This virtual exhibit highlights both the Western photographers’ role in documenting American Indian life and the photographs themselves. The work of noted Western photographers including George A. Addison, Fort Sill, Oklahoma Territory; W. E. Irwin, Chickasha, Indian Territory; Thomas Houseworth, San Francisco, California; John K. Hillers, the Powell Expedition of 1873; Timothy O’ Sullivan, the Wheeler Survey Expedition of 1874; and others are featured. images created for mass distribution by stereograph manufacturers Underwood & Underwood and Keystone View Company and several postcard publishers are also included.
Exhibition photographs include traditional studio portraits, images that show the material culture of Native American people, portrayals that reinforce white stereotypes, images of traditional Indian lifeways, and photographs that illustrate aspects of Native American history. The ways photographs can sometimes misrepresent American Indian life and experience is also explored.

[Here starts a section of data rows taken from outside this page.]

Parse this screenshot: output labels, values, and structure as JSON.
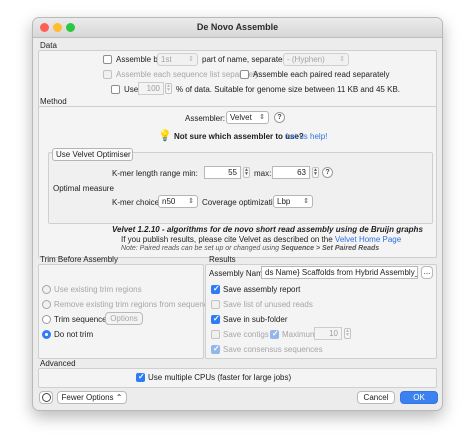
{
  "window": {
    "title": "De Novo Assemble"
  },
  "data_section": {
    "label": "Data",
    "assemble_by_label": "Assemble by:",
    "assemble_by_value": "1st",
    "part_of_name_label": "part of name, separated by",
    "separator_value": "- (Hyphen)",
    "each_list_label": "Assemble each sequence list separately",
    "each_paired_label": "Assemble each paired read separately",
    "use_label": "Use",
    "use_percent_value": "100",
    "use_suffix": "% of data. Suitable for genome size between 11 KB and 45 KB."
  },
  "method_section": {
    "label": "Method",
    "assembler_label": "Assembler:",
    "assembler_value": "Velvet",
    "help_symbol": "?",
    "not_sure_text": "Not sure which assembler to use?",
    "help_link": "Let us help!",
    "optimiser_value": "Use Velvet Optimiser",
    "kmer_range_label": "K-mer length range min:",
    "kmer_min": "55",
    "max_label": "max:",
    "kmer_max": "63",
    "optimal_measure_label": "Optimal measure",
    "kmer_choice_label": "K-mer choice:",
    "kmer_choice_value": "n50",
    "coverage_label": "Coverage optimization:",
    "coverage_value": "Lbp",
    "citation_line1": "Velvet 1.2.10 - algorithms for de novo short read assembly using de Bruijn graphs",
    "citation_line2_prefix": "If you publish results, please cite Velvet as described on the",
    "citation_link": "Velvet Home Page",
    "note_prefix": "Note: Paired reads can be set up or changed using",
    "note_bold": "Sequence > Set Paired Reads"
  },
  "trim_section": {
    "label": "Trim Before Assembly",
    "options": [
      {
        "label": "Use existing trim regions",
        "selected": false,
        "enabled": false
      },
      {
        "label": "Remove existing trim regions from sequences",
        "selected": false,
        "enabled": false
      },
      {
        "label": "Trim sequences",
        "selected": false,
        "enabled": true
      },
      {
        "label": "Do not trim",
        "selected": true,
        "enabled": true
      }
    ],
    "options_button": "Options"
  },
  "results_section": {
    "label": "Results",
    "assembly_name_label": "Assembly Name",
    "assembly_name_value": "ds Name} Scaffolds from Hybrid Assembly_denovo",
    "ellipsis_button": "...",
    "save_report": {
      "label": "Save assembly report",
      "checked": true,
      "enabled": true
    },
    "save_unused": {
      "label": "Save list of unused reads",
      "checked": false,
      "enabled": false
    },
    "save_subfolder": {
      "label": "Save in sub-folder",
      "checked": true,
      "enabled": true
    },
    "save_contigs": {
      "label": "Save contigs",
      "checked": false,
      "enabled": false
    },
    "maximum": {
      "label": "Maximum",
      "checked": true,
      "enabled": false
    },
    "maximum_value": "10",
    "save_consensus": {
      "label": "Save consensus sequences",
      "checked": true,
      "enabled": false
    }
  },
  "advanced_section": {
    "label": "Advanced",
    "multiple_cpus_label": "Use multiple CPUs (faster for large jobs)",
    "multiple_cpus_checked": true
  },
  "footer": {
    "fewer_options": "Fewer Options",
    "cancel": "Cancel",
    "ok": "OK"
  },
  "colors": {
    "accent": "#2f7cf6",
    "ok_button": "#3b82f0",
    "close_light": "#fe5f57",
    "minimize_light": "#febc2e",
    "zoom_light": "#28c840"
  }
}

Among the photographic formats in the exhibit are albumen photographs, cabinet card photographs, real photo postcards, and stereographs.

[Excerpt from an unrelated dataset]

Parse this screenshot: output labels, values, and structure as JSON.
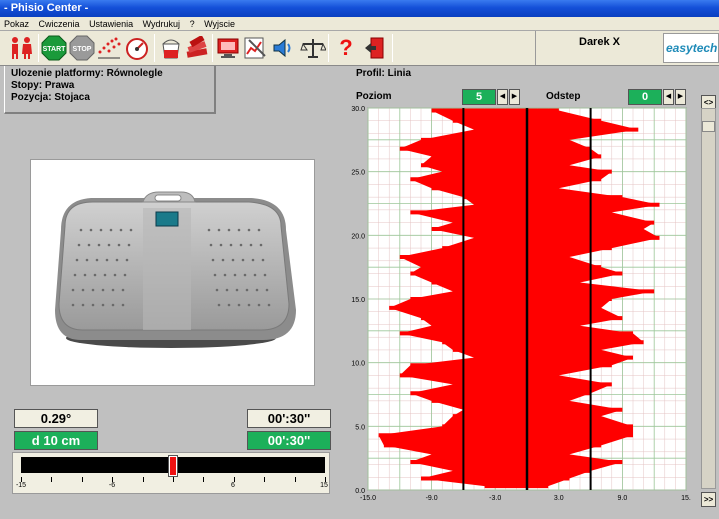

For purposes of this virtual exhibit the photographs are divided according to the categories noted above, but, of course, these are not absolute categories. For example, portrait photographs can show clothing and other material culture and stereotypical depictions may also have authentic aspects.
Studio portrait by noted Fort Sill photographer George A. Addison depicts two young Kiowa women with fringed printed cloth shawls and cradle-boards with traditional beaded decoration. The cradle-board on the right has two cloth dolls and a toy tea set attached to its top.
Studio portrait of a young Kiowa mother, Lissie Woodward, and her son Oliver in a
cradleboard. The cradleboard exhibits traditional geometric Kiowa designs and studs in the support boards, while Lissie’s shawl is of a printed floral design.
Studio portrait shows two Osage women and a young boy who is probably the son of one of the women. All three have identical earrings with bells, both women have silver brooches and the woman on the left has sun ray tattoos on the back of her hands, which is a traditional Osage practice.
Studio portrait of an Osage family with the husband and two wives clothed in traditional Osage dress with striped fabric, beadwork and hat and the young boys dressed in European clothing complete with knickers, belts, and manufactured leather shoes.